Together we looked at the machine, and with an odd twist, I felt myself see with her awareness, feeling the tiny space the machine created to hold thoughts born and existing in the space between. I stared at it, my awe coloring her outrage. It was a tiny bubble pulled out of time, created with wild magic and science. Landon had created a new ever-after, but one so small it could be lost on the head of a pin. It was all they could muster, but it was enough to hold a Goddess’s thoughts.
“We’re good!” someone shouted, and her outrage flamed as the Goddess finally realized what they’d done. She shook within me, and as I struggled to maintain the circle. They’re blind to me, she thought. I hear them singing, and they sing the wrong song.
“Release them!” I screamed, but I wasn’t sure if it was me or the Goddess.
“Ready . . .” Ayer said as they backed up, and I saw the circle of wire they’d put about me. “Now!”

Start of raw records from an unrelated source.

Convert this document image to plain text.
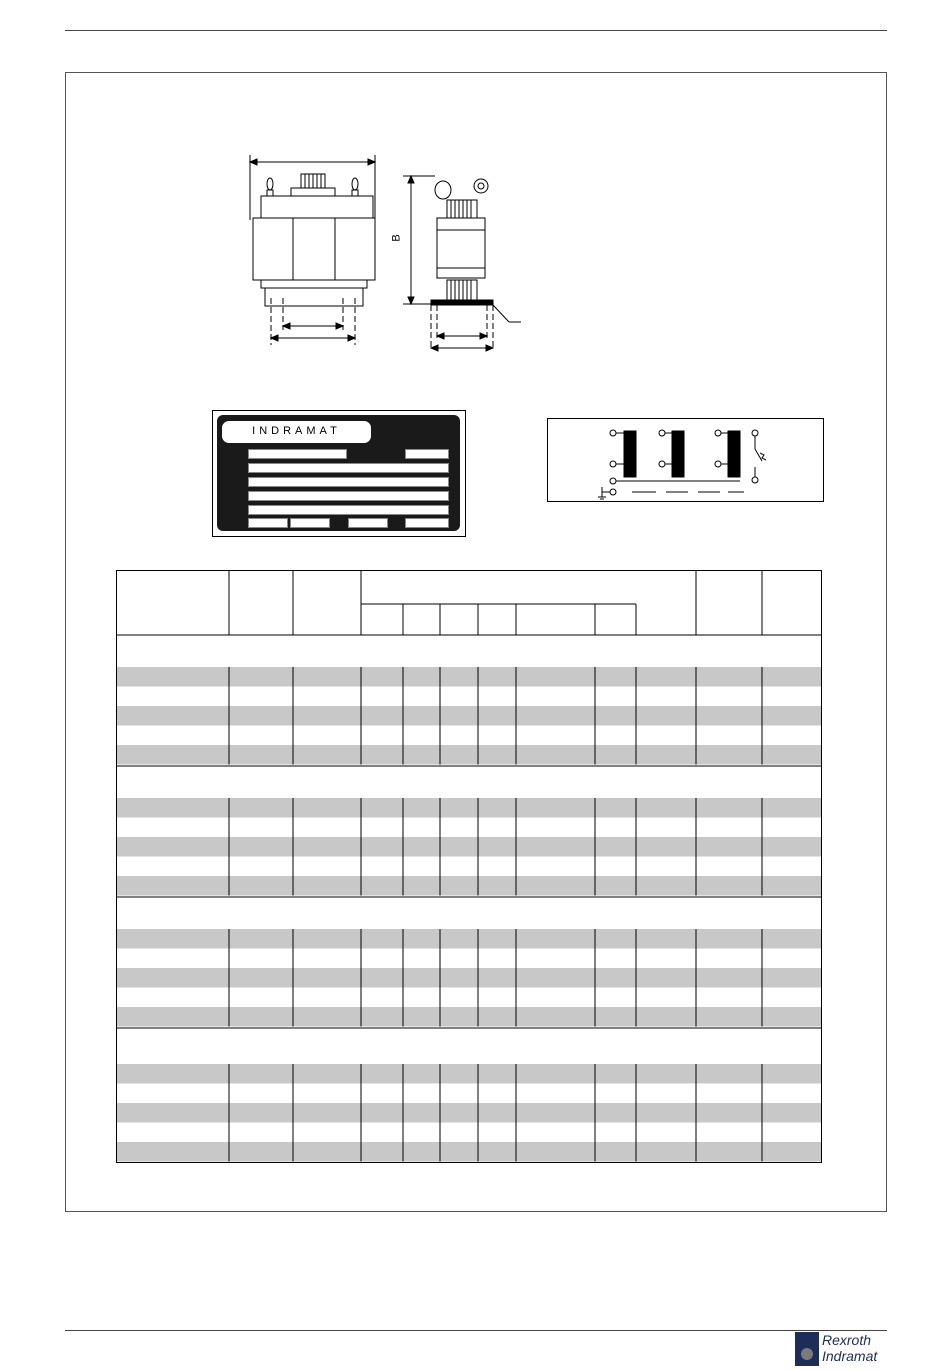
B
INDRAMAT
Rexroth
Indramat
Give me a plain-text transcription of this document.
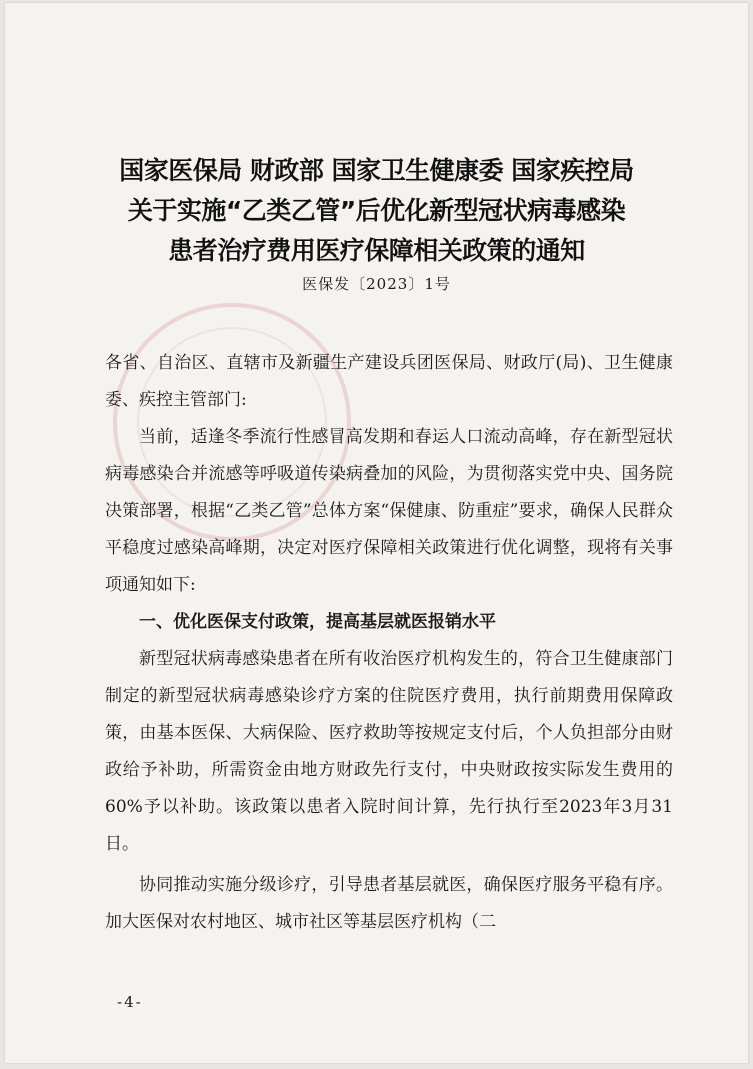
国家医保局 财政部 国家卫生健康委 国家疾控局
关于实施“乙类乙管”后优化新型冠状病毒感染
患者治疗费用医疗保障相关政策的通知
医保发〔2023〕1号

各省、自治区、直辖市及新疆生产建设兵团医保局、财政厅(局)、卫生健康委、疾控主管部门:

当前，适逢冬季流行性感冒高发期和春运人口流动高峰，存在新型冠状病毒感染合并流感等呼吸道传染病叠加的风险，为贯彻落实党中央、国务院决策部署，根据“乙类乙管”总体方案“保健康、防重症”要求，确保人民群众平稳度过感染高峰期，决定对医疗保障相关政策进行优化调整，现将有关事项通知如下:

一、优化医保支付政策，提高基层就医报销水平

新型冠状病毒感染患者在所有收治医疗机构发生的，符合卫生健康部门制定的新型冠状病毒感染诊疗方案的住院医疗费用，执行前期费用保障政策，由基本医保、大病保险、医疗救助等按规定支付后，个人负担部分由财政给予补助，所需资金由地方财政先行支付，中央财政按实际发生费用的60%予以补助。该政策以患者入院时间计算，先行执行至2023年3月31日。

协同推动实施分级诊疗，引导患者基层就医，确保医疗服务平稳有序。加大医保对农村地区、城市社区等基层医疗机构（二

-4-
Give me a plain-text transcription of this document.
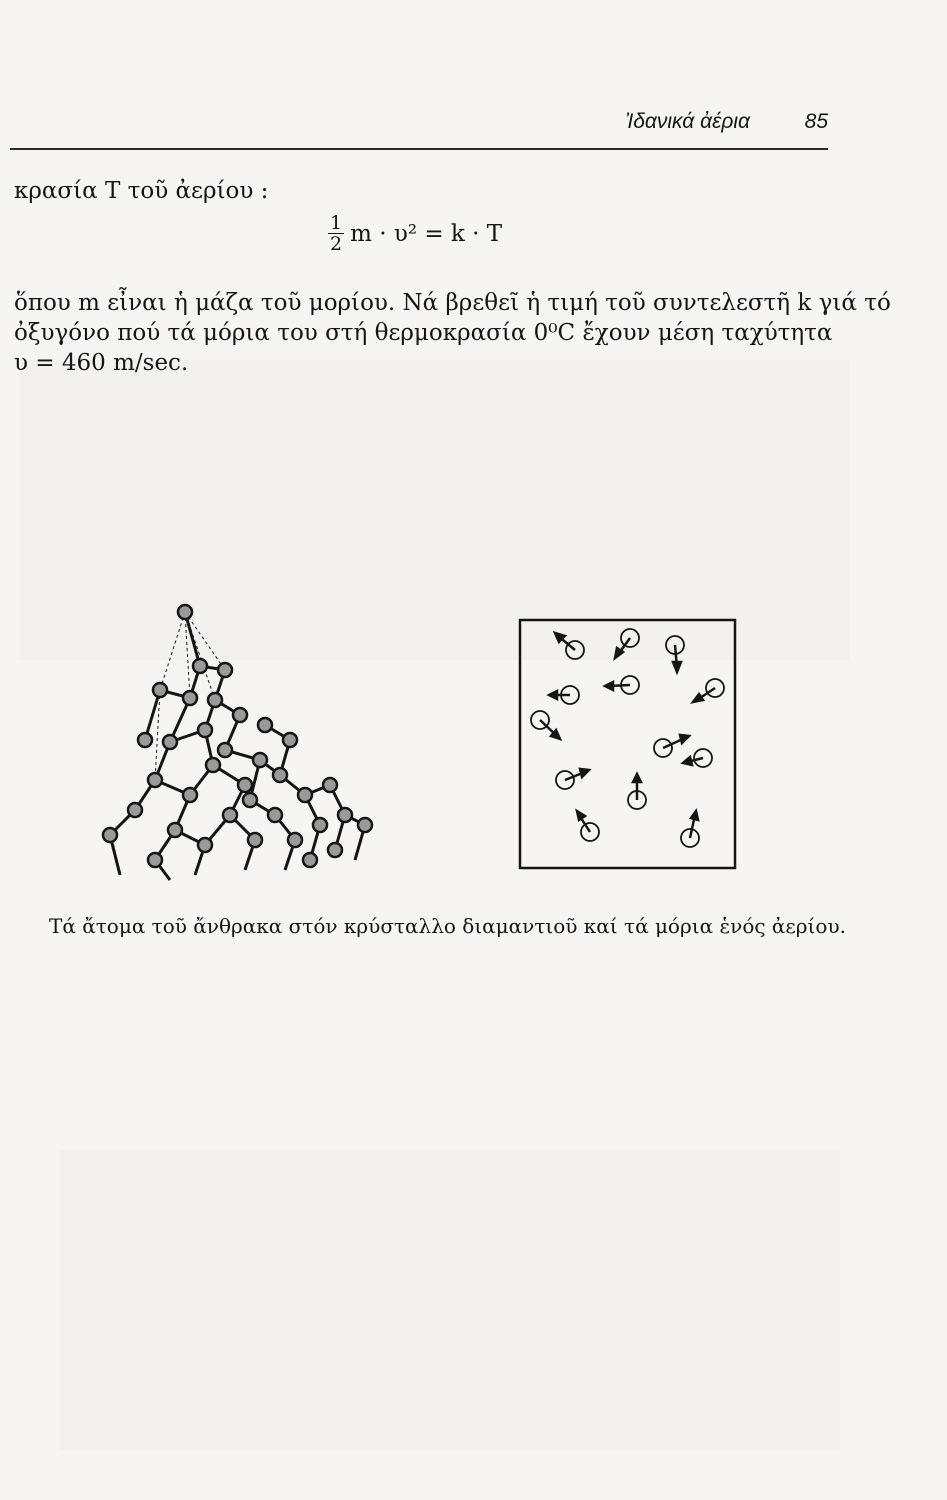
Ἰδανικά ἀέρια	85
κρασία T τοῦ ἀερίου :
$\frac{1}{2}$ m · υ² = k · T
ὅπου m εἶναι ἡ μάζα τοῦ μορίου. Νά βρεθεῖ ἡ τιμή τοῦ συντελεστῆ k γιά τό
ὀξυγόνο πού τά μόρια του στή θερμοκρασία 0⁰C ἔχουν μέση ταχύτητα
υ = 460 m/sec.
Τά ἄτομα τοῦ ἄνθρακα στόν κρύσταλλο διαμαντιοῦ καί τά μόρια ἑνός ἀερίου.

My eyes widened as a man at a bank of equipment shoved a thick lever up. Lights dimmed, and the thrum pounded through me. A scream ripped from my throat as a wave of pure wild magic cascaded from my soul to my fingers, outstretched in pain. It struck the machine full on, and I cowered inside as the Goddess stood firm, arcs of electricity dancing in the suddenly dark room, waves of black energy surging back and forth between the walls, now bowed out and cracking ominously.
And with a bang that echoed in my soul, the bubble of time popped.
No . . . I thought as suddenly the air sparkled. Wild magic. It was everywhere, and a cloud of freed mystics hazed the air. I felt them inside me as I breathed, blinked them from my eyes like tears. But the Goddess gloried in them, her thoughts bright with power as she called them to her, waiting to bring them home to become with her again.
“Get up! Get up!” someone was screaming, the faint glow from the sky the only light in the room. “Divert power! Increase flow. Take them! Take them all!”
The room was both pitch-black and bright as day as mystics glowed in my mind’s eye. Madly moving silhouettes between me and the glass darted, and the Goddess danced within me.
That is, until the first few thoughts of her failure reached me. The mystics were not responding, even the ones she’d just sent out to bring the others in.
“Increase it!” Ayer shouted. “Get out of my way. I’ll do it myself!” he snarled, shoving the dazed man out of his chair and taking his place. I couldn’t see him in the dark, but I knew it was him by the sparking of neurons in his brain. “I want all of them!”
Elation dimming, the Goddess seemed to hesitate. They’re not my thoughts, she said, turning inward to me, her sole guide to this madness of mass. They won’t become!
The rapid shift of emotion was draining, and I staggered, going down before the windows. “I told you they were changed,” I whispered, and she snatched control back.
“They corrupted and stole my thoughts,” she said aloud through me, and Ayer met our eyes in the emergency lights now flickering on. He was pleased. His mystics had escaped, and he was thrilled. Something was wrong, but she wouldn’t listen to my one thought among her thousand. “These singulars will no longer be dreamed!” she shouted with my voice, and I found myself standing, unable or too sick at heart to stop her.
“You will die!” she raged, my body shaking with her anger. “I am all! Everything! You are one singular! You can’t make me become!”